While the derailment did not occur in Meadville, it is possible Meadville could suffer a similar catastrophe in the future.
“It’s a scary situation for anybody who lives anywhere a rail line goes through in the future where a similar type of disaster could happen in their neighborhood sometime,” Betherum said. “You know, we’ve got rail tracks that run right through Meadville. I don’t know what’s on the trains that come through Meadville, but conceivably something like this could happen right here.”
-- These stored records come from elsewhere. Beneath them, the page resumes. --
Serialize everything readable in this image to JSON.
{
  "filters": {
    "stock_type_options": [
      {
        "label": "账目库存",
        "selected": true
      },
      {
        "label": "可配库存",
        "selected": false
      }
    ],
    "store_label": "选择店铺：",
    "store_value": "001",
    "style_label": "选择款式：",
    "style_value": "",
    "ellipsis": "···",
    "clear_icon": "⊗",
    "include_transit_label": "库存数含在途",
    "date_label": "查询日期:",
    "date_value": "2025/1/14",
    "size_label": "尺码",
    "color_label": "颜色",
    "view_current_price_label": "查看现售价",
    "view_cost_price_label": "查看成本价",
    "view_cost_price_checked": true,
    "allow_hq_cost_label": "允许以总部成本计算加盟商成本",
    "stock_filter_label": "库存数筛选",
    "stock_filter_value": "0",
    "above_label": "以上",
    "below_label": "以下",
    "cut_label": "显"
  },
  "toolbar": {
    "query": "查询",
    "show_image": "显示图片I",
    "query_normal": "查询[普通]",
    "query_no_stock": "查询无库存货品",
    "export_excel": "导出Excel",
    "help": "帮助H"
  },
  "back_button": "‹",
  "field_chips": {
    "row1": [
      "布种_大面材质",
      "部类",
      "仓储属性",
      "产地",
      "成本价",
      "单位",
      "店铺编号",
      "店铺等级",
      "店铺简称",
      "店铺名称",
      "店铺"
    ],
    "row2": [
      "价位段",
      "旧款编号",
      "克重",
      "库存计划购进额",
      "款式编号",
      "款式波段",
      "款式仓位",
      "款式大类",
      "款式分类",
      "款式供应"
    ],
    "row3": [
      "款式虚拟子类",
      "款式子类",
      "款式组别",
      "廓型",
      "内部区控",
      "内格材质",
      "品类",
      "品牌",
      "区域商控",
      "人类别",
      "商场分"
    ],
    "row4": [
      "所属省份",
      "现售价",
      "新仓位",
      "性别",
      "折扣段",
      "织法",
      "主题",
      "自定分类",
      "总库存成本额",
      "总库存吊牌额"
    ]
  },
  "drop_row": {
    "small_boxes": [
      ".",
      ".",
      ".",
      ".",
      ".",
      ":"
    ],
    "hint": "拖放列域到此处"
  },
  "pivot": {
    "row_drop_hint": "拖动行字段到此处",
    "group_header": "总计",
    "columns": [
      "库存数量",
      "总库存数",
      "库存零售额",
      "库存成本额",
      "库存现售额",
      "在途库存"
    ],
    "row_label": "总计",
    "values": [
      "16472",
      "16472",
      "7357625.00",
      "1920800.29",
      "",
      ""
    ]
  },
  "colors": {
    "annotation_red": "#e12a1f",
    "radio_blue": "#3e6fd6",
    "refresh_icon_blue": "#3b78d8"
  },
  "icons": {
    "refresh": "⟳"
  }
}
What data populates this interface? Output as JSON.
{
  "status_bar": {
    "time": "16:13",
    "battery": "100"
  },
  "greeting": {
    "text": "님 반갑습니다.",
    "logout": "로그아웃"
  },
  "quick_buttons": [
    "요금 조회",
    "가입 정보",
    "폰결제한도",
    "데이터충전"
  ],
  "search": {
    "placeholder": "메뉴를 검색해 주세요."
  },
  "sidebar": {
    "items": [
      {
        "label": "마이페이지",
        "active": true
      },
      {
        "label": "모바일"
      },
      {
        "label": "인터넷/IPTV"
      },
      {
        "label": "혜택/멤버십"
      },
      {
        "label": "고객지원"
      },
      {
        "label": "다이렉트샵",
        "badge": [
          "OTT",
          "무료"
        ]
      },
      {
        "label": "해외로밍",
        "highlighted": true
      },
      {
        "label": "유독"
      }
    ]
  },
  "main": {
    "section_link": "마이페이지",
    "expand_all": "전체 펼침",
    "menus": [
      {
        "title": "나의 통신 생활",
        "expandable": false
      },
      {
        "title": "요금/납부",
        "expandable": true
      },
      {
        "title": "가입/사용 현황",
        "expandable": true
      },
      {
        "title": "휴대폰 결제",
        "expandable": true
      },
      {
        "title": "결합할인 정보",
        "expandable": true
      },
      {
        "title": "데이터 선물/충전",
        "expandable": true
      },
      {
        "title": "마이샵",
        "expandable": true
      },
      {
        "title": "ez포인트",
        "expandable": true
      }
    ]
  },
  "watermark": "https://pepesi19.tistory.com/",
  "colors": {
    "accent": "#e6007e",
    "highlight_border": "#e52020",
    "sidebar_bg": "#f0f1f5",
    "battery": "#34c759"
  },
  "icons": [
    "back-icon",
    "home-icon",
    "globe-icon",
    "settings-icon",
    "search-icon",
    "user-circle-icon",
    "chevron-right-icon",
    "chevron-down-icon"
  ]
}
Betherum hopes East Palestine continues to recover from the train derailment and that the town’s story will serve as a wake-up call for Americans all over the country.
“This one — for whatever combination of reasons — does feel like it’s grabbed the public’s attention a little bit more,” Betherum said. “It does seem like it’s getting some more news coverage, again, for whatever reason. So it’s awful that it happened, but now that it has happened, the hope is that something can come out of it that strengthens our protection system so that nobody else has to go through this.”